During last quarter's earnings call, Executive Vice President and CFO Harmit Singh said the company resorted to airfreighting more products to help keep goods in stock.

But as supply chain disruptions have continued for months, companies are adjusting their long-term plans.

"Chip referred to us airfreighting product in the second half and we've built in that into our gross margin guidance," Singh said during the Q2 earnings call. "Our assumption is longer term we will revert back to the old norm of shipping the products so we may not need to airfreight as much."

The decision to divert freight was one of many actions Levi's supply chain team took to mitigate disruptions and plan for the future.

"A lot of people are talking about not being able to get containers, not being able to get onto a ship," said Bergh. "The team has done an extraordinary job on getting us guaranteed space, guaranteed pricing as well, which is helping us to control our costs."

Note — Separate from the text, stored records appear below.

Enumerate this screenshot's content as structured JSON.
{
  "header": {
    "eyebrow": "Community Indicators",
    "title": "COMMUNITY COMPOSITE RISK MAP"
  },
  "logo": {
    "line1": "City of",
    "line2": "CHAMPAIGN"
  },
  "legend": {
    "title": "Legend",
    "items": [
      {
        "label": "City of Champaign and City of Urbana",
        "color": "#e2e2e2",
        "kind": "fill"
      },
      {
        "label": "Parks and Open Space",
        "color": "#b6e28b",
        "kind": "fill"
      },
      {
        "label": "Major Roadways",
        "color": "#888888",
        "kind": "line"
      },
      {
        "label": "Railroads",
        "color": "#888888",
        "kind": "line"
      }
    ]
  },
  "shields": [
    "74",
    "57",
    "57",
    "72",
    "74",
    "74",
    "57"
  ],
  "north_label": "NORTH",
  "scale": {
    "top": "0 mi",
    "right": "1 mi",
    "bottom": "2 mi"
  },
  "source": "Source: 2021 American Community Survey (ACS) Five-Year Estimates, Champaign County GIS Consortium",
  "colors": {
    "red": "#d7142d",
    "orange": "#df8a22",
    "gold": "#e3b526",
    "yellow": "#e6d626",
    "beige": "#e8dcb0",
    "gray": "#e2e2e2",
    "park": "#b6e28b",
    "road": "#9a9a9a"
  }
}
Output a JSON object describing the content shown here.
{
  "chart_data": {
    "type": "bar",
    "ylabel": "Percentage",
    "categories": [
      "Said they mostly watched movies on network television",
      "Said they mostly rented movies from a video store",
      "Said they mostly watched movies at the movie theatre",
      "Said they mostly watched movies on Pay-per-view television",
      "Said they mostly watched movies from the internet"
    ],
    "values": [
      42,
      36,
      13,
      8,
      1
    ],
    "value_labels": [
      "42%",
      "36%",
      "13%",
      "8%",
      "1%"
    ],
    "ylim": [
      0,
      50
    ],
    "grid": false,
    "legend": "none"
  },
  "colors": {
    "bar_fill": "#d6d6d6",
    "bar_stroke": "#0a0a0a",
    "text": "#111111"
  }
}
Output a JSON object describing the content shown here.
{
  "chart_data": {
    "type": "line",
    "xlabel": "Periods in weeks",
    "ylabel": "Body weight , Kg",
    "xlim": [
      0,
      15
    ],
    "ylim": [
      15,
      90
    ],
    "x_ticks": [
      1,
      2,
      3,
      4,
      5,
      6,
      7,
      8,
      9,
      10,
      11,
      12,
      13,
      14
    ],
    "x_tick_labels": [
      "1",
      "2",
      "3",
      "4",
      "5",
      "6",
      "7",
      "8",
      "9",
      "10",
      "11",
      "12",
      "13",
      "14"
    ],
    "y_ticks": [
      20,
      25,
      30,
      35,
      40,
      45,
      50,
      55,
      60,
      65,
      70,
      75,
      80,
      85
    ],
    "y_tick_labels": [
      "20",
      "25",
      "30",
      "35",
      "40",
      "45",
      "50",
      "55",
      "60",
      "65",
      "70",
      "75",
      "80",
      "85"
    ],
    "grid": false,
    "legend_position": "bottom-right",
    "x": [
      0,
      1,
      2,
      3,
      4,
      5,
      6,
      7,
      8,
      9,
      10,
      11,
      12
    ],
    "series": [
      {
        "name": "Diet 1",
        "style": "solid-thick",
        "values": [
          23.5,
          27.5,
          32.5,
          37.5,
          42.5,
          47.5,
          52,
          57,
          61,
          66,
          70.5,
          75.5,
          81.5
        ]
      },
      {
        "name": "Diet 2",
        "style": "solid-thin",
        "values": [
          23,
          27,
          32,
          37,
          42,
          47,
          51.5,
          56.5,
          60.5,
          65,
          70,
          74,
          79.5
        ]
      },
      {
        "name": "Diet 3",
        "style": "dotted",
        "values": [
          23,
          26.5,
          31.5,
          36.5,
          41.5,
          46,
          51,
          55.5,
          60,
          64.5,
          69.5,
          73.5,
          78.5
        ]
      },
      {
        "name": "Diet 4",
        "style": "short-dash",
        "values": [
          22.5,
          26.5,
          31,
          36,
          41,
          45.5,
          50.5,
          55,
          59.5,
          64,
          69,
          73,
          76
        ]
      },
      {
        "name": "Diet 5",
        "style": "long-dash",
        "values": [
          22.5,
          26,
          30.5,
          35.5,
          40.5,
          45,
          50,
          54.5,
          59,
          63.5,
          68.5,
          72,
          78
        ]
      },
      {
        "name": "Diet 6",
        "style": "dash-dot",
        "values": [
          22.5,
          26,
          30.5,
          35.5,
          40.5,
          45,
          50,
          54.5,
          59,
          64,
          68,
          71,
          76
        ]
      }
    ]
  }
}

Looking ahead, Levi's also negotiated limits to cost increases through mid-2022, opened a new owned-and-operated distribution center in Nevada and tested AI-driven forecasting, according to executives.

But the improvements to forecasting, in particular, are key to the company's long-term supply chain strategy.

"Results from our first wave test showed that AI-driven demand forecasting improved accuracy," Bergh said. "So, scaling it should enable more precise inventory investment, lead to less markdowns and clearance, prevent waste, and enhance sustainability, all of which will improve our margins."